After Amazon issued a rare blog post on Wednesday denouncing Sen. Bernie Sanders’ (I-Vt.) recent criticism of the retail behemoth as “inaccurate,” Sanders quickly responded with a statement accusing Amazon of being “less than forthcoming” about how much it actually pays its workers and highlighting the fact that Amazon warehouses are considered some of the “most dangerous places to work in the United States.”

“The American taxpayer should not be subsidizing the richest people in history so they can underpay their employees.”
—Sen.
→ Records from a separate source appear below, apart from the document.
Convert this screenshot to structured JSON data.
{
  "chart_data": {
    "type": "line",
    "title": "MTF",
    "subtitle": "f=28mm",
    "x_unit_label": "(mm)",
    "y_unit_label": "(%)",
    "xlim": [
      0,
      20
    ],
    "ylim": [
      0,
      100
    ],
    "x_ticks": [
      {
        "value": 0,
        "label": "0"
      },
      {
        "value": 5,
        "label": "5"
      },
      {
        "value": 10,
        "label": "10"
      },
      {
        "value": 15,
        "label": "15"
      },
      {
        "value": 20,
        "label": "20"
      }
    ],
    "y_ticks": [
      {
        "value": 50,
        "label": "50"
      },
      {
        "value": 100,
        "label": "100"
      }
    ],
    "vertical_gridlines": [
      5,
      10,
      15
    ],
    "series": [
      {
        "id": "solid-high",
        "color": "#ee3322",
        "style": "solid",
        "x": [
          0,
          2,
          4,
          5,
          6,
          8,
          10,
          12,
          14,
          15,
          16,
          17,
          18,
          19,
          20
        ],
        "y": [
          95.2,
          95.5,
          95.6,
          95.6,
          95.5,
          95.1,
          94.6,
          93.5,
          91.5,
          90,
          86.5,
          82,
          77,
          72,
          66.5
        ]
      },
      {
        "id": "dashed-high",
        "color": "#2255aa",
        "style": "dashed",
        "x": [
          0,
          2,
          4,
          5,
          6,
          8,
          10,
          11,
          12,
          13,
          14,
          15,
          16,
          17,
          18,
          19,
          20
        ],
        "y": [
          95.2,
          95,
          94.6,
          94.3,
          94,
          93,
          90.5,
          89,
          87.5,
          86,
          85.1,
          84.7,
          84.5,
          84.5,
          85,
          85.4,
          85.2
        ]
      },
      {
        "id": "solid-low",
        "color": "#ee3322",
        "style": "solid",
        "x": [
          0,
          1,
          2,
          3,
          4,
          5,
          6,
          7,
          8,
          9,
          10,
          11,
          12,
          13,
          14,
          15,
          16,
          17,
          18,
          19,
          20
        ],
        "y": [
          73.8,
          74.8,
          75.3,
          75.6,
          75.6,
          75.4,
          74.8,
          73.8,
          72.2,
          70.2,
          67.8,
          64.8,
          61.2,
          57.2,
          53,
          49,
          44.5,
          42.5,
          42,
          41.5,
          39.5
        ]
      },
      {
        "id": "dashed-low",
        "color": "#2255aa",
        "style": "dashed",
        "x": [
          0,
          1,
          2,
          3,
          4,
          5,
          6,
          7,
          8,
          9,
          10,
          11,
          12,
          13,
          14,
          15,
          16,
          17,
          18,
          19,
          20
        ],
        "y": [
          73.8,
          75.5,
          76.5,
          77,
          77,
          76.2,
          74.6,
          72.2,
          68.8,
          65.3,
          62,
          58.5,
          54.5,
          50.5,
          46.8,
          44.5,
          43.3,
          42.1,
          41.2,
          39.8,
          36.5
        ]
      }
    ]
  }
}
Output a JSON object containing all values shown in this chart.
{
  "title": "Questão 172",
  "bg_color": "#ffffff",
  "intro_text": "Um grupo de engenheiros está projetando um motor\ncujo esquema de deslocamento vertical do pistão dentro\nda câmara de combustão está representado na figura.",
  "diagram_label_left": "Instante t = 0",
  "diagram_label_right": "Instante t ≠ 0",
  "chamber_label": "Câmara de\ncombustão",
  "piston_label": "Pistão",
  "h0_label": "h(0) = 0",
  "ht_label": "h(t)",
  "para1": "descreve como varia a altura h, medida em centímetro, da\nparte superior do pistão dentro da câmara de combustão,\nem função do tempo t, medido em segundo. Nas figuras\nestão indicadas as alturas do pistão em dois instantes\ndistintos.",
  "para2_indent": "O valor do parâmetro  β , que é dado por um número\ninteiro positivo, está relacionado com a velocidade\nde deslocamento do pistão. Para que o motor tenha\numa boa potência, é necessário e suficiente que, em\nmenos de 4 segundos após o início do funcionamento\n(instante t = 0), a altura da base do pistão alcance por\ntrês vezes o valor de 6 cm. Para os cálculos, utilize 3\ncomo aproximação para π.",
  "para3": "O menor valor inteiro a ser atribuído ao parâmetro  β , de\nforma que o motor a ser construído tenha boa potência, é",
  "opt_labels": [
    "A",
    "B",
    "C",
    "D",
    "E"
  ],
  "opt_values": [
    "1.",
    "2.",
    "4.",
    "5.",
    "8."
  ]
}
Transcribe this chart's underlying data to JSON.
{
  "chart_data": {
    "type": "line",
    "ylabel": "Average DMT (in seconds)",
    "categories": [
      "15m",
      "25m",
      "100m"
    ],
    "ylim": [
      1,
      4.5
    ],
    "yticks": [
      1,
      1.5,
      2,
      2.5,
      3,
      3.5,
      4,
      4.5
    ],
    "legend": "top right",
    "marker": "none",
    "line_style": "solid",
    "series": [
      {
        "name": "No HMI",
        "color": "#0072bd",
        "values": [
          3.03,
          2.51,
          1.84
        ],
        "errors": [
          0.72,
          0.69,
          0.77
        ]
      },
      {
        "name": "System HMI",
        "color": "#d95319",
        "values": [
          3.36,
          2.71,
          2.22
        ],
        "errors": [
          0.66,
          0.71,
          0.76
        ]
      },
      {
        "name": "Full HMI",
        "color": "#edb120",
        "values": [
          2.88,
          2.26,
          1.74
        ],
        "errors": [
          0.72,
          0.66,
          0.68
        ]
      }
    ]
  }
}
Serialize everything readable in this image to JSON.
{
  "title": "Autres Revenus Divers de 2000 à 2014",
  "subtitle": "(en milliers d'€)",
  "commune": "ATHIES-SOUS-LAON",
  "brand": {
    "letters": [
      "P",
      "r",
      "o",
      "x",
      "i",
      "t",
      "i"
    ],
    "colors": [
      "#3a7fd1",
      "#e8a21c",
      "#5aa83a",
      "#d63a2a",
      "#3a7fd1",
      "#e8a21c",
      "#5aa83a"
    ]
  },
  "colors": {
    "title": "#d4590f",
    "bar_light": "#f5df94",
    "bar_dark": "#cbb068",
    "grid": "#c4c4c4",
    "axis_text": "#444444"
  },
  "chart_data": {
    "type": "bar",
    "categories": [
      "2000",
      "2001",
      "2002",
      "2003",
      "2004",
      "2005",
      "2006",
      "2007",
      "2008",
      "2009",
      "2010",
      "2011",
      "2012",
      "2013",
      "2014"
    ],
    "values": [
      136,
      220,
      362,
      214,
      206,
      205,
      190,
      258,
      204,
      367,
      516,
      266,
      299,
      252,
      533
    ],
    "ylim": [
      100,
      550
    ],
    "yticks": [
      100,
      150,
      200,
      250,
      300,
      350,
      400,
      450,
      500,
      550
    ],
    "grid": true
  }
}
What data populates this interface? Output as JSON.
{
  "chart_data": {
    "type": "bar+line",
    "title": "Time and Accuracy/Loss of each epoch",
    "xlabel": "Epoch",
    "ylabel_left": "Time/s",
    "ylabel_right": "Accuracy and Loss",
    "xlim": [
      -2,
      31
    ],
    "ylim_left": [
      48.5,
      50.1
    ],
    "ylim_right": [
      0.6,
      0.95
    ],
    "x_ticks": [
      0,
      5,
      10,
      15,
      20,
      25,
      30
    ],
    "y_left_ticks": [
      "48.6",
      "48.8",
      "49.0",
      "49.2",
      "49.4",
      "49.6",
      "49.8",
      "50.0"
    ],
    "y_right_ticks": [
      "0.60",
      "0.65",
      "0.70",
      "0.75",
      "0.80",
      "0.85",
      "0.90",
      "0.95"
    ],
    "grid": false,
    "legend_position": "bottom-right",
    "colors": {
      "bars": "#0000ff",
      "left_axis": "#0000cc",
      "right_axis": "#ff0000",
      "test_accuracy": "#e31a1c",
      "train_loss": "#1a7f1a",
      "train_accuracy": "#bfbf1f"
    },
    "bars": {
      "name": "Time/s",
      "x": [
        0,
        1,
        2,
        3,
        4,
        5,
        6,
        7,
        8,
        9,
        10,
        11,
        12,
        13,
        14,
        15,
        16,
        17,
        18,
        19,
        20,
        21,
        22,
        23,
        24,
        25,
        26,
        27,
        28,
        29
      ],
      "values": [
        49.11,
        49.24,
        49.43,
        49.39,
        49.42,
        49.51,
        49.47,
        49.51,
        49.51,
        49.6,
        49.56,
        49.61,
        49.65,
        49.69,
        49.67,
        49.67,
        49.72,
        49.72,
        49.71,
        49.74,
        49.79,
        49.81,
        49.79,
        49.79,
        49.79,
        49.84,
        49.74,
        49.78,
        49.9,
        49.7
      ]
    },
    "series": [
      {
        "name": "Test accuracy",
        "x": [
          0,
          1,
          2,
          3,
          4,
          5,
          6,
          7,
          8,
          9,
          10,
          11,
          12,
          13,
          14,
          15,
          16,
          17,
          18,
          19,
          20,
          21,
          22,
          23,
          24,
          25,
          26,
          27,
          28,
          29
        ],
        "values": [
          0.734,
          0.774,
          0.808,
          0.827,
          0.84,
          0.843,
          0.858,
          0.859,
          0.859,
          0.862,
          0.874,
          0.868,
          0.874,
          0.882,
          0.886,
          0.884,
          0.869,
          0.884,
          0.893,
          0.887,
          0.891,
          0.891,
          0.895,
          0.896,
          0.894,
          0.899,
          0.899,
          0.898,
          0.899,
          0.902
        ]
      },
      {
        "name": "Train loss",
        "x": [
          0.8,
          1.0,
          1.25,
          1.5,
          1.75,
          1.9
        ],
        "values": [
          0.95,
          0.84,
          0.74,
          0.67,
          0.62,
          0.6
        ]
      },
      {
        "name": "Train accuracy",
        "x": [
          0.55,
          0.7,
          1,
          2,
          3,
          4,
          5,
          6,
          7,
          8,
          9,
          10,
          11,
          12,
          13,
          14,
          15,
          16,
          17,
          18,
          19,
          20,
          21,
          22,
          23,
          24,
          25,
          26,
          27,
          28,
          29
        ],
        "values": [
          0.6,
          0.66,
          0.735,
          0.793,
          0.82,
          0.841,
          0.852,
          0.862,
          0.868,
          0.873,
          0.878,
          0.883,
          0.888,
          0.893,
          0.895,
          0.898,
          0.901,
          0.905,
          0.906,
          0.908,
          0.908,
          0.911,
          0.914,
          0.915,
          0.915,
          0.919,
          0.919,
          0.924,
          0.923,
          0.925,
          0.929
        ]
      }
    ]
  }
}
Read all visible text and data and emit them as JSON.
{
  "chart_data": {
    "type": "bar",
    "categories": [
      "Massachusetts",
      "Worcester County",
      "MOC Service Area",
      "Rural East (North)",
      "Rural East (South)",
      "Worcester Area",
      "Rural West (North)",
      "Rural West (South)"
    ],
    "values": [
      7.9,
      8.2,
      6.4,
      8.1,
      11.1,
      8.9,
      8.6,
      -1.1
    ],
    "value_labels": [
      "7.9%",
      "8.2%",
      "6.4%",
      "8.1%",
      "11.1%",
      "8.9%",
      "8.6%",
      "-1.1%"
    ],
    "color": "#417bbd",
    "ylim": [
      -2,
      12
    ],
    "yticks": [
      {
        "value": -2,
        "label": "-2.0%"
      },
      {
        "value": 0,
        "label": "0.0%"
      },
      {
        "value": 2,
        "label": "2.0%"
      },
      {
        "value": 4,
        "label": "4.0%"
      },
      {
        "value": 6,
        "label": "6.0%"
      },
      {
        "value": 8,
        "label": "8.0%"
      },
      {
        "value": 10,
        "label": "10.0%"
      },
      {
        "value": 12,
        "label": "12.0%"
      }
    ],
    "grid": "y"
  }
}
Bernie Sanders
While Amazon boasted in its public response to Sanders that it provides a “climate controlled, safe workplace” for its employees, the Vermont senator highlighted the fact that the National Council for Occupational Safety and Health—a workers’ rights advocacy group—placed Amazon on its “Dirty Dozen” list of companies with unsafe working conditions earlier this year.

“I will be asking the Occupational Safety and Health Administration (OSHA) to investigate unsafe working conditions at Amazon fulfillment centers,” Sanders wrote in his statement, which provides a small sample of stories current and former Amazon employees have submitted to Sanders’ office in response to a request he put out on Monday.

“Amazon’s ‘Fulfillment’ Centers are not designed with human beings in mind,” wrote one anonymous former Amazon employee from Texas. “If anyone wanted to experience what a turn of the 20th century American sweat shop might have looked/sounded/felt like they could look no further than Amazon.”